In it, but not of it. TPM DC
Like the AHIP/PwC report, Blue Cross farmed theirs out to consultants--in this case Oliver Wyman. One of the most damning claims: "We estimate that in most states, premiums for the youngest 30 percent of the population will increase by 69 percent under a 2:1 age band included in the Senate HELP and House Committee bills compared to a 5:1 age band."
The various reform proposals on the Hill peg the age band at different levels. Basically, the band outlines the degree to which insurers are allowed to increase peoples' premiums based on age. Under the terms of the House legislation, this ratio would be 2:1 (i.e. an insurer could double the premiums of a 64 year old over those of an 18 year old simply based on age alone). Under the Senate Finance Committee bill, that ratio would be 5:1. The narrower the age band, the more young people will be paying in to the system to subsidize the cost of caring for the middle-aged and elderly.

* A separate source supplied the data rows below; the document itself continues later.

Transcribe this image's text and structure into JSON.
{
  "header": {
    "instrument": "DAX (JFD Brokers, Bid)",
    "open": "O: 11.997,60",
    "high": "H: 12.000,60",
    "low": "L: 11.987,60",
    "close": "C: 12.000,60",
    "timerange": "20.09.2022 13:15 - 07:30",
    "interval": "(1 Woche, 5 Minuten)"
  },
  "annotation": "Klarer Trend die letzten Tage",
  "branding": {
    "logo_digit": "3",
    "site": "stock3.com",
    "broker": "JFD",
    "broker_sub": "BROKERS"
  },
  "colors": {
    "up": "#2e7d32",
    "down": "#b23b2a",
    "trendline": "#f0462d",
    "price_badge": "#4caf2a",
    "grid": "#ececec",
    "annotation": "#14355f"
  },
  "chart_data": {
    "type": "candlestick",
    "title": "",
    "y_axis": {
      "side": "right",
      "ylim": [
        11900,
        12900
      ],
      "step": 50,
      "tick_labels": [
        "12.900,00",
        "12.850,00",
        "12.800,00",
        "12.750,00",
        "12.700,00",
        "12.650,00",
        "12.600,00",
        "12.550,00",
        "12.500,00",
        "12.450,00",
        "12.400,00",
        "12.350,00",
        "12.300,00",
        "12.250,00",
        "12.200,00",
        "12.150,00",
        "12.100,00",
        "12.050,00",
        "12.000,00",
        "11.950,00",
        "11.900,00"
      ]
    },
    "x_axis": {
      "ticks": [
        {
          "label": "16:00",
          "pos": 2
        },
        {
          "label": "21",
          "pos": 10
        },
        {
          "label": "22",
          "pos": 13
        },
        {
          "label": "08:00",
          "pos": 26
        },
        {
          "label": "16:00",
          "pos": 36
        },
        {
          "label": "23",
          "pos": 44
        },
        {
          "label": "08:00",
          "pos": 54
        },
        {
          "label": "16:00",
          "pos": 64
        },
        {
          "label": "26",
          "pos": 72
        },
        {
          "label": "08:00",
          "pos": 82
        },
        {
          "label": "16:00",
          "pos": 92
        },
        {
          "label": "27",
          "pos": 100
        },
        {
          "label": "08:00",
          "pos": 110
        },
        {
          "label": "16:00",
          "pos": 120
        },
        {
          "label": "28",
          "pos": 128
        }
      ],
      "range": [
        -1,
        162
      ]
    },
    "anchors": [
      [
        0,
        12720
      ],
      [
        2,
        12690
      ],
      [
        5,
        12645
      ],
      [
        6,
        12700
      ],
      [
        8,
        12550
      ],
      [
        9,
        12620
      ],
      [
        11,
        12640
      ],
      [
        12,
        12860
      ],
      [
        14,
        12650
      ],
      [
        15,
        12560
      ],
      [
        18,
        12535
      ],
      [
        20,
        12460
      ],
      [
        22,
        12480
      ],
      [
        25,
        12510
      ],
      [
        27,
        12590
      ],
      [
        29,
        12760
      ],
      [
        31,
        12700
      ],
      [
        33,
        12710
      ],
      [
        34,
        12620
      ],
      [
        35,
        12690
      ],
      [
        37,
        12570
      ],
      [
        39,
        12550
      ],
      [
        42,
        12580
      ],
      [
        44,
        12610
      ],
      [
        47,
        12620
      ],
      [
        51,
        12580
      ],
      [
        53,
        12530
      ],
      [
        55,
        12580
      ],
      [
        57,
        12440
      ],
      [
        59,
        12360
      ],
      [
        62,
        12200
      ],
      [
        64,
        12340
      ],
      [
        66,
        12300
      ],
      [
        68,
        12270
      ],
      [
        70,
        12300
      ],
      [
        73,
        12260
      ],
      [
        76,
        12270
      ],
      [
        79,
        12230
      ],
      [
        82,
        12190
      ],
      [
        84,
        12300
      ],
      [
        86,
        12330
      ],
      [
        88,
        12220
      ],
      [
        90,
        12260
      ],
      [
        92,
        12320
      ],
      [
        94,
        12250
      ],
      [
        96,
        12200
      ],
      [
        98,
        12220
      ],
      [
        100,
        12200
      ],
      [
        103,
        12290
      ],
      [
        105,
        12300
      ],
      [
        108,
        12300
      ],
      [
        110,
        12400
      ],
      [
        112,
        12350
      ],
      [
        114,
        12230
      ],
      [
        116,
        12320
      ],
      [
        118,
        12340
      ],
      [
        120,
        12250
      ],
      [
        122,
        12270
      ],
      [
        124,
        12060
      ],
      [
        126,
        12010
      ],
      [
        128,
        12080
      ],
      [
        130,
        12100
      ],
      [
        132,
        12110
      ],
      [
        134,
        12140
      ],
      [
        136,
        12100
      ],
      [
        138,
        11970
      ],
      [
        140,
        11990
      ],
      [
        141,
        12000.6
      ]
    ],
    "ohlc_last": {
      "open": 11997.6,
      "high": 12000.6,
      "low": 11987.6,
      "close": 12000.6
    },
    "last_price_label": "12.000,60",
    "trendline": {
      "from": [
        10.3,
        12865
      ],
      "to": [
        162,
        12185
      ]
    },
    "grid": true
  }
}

So it's true that a narrow age band taken on its own would push up premium prices for younger consumers. But the report does not factor in other considerations, such as the fact that individual insurance plans will be purchased in a competitive exchange, or that the exchange might include a public option, which could drive down premiums even further. (In fact, in its letter, BlueCross urges Congress to "reject" the public option altogether.) And though the report does incorporate the mitigating effect of subsidies when it comes to the impact of a strong vs. weak individual mandate, it does not appear to address the degree to which subsidies will offset the premium increases incurred by narrowing the age band.
A call to Oliver Wyman was not immediately returned.